A doença é então ao mesmo tempo uma realidade social e individual e está muito próxima de um momento crucial das nossas vidas, a morte, ou a possibilidade de lhe escapar. A ameaça de morte é constante nas doenças ditas mais graves, mas o sentimento de lhe escapar, de a vencer, torna-nos um pouco imortais ou até, um pouco deuses. Ao contrário do que o modelo mais clássico concebia, não é o nosso corpo que está doente, como se fosse uma entidade separada de nós, somos nós que estamos doentes. Então, estar doente não é simplesmente uma situação ou experiência biológica ou física, “com efeito, estar doente é percepcionar ou experienciar o corpo no contexto
da existência individual” (Reis, 1998, p. 47).

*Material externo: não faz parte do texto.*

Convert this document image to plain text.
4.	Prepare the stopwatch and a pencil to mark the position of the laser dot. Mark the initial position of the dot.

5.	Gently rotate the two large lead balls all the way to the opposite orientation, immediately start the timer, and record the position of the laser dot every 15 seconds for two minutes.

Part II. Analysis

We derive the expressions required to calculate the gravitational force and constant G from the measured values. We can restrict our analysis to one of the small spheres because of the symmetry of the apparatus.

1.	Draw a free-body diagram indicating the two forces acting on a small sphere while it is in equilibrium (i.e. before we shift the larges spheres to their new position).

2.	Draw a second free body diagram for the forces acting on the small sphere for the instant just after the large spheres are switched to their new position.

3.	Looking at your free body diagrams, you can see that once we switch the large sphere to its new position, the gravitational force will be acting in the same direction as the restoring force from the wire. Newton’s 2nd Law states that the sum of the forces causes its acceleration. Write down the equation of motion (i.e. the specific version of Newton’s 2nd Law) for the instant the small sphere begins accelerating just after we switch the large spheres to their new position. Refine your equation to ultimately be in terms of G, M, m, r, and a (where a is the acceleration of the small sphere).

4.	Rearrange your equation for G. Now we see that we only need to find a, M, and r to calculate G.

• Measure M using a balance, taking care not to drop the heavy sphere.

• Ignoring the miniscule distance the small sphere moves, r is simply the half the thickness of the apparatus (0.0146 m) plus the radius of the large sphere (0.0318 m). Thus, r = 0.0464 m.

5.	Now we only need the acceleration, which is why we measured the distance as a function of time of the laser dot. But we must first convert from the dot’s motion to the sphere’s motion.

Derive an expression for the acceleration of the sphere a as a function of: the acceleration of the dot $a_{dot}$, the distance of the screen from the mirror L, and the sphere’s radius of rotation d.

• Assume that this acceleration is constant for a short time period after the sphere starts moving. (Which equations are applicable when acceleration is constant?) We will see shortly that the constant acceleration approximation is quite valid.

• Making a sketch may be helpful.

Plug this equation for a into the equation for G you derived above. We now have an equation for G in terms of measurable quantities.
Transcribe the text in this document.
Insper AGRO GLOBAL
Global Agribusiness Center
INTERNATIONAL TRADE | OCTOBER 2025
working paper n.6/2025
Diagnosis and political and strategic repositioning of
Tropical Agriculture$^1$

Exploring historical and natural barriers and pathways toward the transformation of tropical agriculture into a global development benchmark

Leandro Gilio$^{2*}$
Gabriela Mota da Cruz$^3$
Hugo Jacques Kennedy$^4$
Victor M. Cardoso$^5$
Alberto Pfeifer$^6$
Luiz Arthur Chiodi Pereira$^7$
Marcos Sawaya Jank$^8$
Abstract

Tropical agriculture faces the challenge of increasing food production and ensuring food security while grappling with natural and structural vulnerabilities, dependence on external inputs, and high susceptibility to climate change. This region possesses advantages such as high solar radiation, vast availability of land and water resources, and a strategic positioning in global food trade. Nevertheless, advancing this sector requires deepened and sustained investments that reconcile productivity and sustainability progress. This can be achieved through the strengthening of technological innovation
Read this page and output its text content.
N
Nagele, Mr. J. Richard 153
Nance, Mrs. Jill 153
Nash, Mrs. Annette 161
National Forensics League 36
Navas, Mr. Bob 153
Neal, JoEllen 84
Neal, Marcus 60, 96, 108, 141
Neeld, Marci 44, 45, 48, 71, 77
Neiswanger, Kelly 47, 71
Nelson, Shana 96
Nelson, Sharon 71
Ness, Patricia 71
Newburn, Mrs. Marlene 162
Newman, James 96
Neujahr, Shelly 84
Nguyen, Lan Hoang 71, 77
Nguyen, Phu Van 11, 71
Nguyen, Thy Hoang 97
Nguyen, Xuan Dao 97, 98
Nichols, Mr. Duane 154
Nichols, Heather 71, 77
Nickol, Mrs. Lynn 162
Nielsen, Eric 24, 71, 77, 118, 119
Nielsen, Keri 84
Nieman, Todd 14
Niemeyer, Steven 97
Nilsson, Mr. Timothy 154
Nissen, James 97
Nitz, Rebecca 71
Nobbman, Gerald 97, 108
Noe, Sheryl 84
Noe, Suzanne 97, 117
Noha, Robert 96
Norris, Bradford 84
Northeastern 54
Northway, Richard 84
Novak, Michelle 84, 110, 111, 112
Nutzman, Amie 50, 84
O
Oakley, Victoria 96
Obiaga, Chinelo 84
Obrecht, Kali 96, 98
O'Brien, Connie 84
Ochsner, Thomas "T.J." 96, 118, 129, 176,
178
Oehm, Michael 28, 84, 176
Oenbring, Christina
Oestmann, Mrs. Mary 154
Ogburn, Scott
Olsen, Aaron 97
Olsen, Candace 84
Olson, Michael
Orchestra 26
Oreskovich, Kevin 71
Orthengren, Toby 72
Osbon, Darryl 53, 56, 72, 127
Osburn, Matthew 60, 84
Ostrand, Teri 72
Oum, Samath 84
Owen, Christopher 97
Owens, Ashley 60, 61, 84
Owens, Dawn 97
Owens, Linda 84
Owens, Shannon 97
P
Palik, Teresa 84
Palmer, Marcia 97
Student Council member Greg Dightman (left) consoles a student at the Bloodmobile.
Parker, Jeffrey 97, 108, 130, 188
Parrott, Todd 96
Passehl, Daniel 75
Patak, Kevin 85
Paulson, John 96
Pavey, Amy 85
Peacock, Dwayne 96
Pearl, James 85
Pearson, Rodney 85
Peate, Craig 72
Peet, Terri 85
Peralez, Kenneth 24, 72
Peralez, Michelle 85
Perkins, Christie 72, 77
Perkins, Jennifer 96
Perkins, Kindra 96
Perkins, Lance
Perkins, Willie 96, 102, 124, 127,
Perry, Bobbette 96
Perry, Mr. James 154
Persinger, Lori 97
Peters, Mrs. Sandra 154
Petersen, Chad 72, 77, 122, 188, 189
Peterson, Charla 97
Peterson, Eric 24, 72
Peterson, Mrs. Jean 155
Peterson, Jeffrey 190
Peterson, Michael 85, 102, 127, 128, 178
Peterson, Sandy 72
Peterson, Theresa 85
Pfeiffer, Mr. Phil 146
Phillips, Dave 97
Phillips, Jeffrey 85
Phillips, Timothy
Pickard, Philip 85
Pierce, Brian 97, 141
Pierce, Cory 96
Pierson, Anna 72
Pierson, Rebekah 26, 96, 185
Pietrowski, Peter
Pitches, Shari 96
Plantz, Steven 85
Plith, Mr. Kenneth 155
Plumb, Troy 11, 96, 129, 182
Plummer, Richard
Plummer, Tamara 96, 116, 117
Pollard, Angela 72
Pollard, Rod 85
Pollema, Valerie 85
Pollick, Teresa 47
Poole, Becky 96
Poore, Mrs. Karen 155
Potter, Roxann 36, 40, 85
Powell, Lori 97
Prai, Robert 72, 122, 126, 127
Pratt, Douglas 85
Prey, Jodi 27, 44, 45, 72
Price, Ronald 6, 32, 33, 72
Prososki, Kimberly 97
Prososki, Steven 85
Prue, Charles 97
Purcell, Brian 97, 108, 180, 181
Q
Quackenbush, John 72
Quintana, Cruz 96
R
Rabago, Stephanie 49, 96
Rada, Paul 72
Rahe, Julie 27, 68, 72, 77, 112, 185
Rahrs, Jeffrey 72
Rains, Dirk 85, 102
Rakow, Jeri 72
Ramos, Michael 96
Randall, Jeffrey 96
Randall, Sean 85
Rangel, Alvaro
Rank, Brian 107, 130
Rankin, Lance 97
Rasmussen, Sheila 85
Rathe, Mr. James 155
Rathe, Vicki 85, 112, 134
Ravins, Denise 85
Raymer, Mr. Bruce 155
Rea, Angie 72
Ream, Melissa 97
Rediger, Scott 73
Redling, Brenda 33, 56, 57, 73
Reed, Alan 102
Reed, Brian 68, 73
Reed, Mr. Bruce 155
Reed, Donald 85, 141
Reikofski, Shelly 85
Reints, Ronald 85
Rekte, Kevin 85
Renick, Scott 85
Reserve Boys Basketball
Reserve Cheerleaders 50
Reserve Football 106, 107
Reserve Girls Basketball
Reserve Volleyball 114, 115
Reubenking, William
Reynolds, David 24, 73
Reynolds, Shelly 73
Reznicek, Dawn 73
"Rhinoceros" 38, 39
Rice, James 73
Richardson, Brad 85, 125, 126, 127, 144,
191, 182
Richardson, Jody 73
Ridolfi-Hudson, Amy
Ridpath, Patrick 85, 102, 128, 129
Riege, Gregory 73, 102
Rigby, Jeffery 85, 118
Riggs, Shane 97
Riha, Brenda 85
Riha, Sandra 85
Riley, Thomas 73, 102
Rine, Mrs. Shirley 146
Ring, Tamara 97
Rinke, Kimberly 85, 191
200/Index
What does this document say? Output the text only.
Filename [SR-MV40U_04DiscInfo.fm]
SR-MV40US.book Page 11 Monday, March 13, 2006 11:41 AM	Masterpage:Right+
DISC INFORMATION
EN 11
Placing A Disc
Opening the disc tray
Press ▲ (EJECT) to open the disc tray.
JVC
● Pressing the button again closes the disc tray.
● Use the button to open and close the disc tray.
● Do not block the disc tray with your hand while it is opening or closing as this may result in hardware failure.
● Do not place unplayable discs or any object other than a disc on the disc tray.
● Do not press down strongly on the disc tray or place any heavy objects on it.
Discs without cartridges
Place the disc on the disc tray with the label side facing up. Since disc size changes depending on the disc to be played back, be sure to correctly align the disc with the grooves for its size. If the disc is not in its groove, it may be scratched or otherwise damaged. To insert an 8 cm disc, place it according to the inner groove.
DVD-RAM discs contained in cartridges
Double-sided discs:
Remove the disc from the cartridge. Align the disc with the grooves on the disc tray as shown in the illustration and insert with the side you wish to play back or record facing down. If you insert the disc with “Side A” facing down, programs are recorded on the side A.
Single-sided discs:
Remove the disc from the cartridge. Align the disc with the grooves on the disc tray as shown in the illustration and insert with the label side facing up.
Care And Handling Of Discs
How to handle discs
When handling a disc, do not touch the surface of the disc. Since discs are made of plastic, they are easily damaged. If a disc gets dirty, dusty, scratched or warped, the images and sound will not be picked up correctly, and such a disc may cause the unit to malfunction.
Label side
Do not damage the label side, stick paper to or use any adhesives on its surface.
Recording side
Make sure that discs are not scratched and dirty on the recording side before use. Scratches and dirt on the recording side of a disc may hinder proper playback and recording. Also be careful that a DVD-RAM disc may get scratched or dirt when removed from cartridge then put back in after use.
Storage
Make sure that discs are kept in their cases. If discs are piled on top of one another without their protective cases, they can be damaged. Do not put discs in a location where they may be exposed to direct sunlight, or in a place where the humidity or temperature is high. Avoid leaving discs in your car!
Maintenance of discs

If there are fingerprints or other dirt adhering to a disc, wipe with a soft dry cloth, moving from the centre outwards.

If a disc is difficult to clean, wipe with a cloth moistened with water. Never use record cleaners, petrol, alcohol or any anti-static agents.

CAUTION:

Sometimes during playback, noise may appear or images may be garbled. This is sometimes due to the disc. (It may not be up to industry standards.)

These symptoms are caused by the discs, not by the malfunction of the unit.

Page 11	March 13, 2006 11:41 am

Antes da pessoa doente procurar um médico, ela já iniciou uma construção de significados para a sua doença, através das alterações percebidas e sentidas no corpo. Na presença do médico ou do terapeuta, o doente (que ainda não o é) já tem a sua narrativa construída sobre os sintomas e possível doença. É um discurso pontuado por momentos, emoções e sintomas que o próprio pensa serem importantes para que o médico confirme a sua doença. O seu conceito de doença ou saúde leva-o a fazer a selecção dos temas na sua narrativa na presença do médico. “O médico por seu lado, foi
treinado para reconfigurar ou traduzir a narrativa do doente a partir das suas teorias médicas” (Cruz, 2000, p. 121).
É o diagnóstico que vai confirmar a doença e ao mesmo tempo confirmar o papel de doente à pessoa que está à sua frente.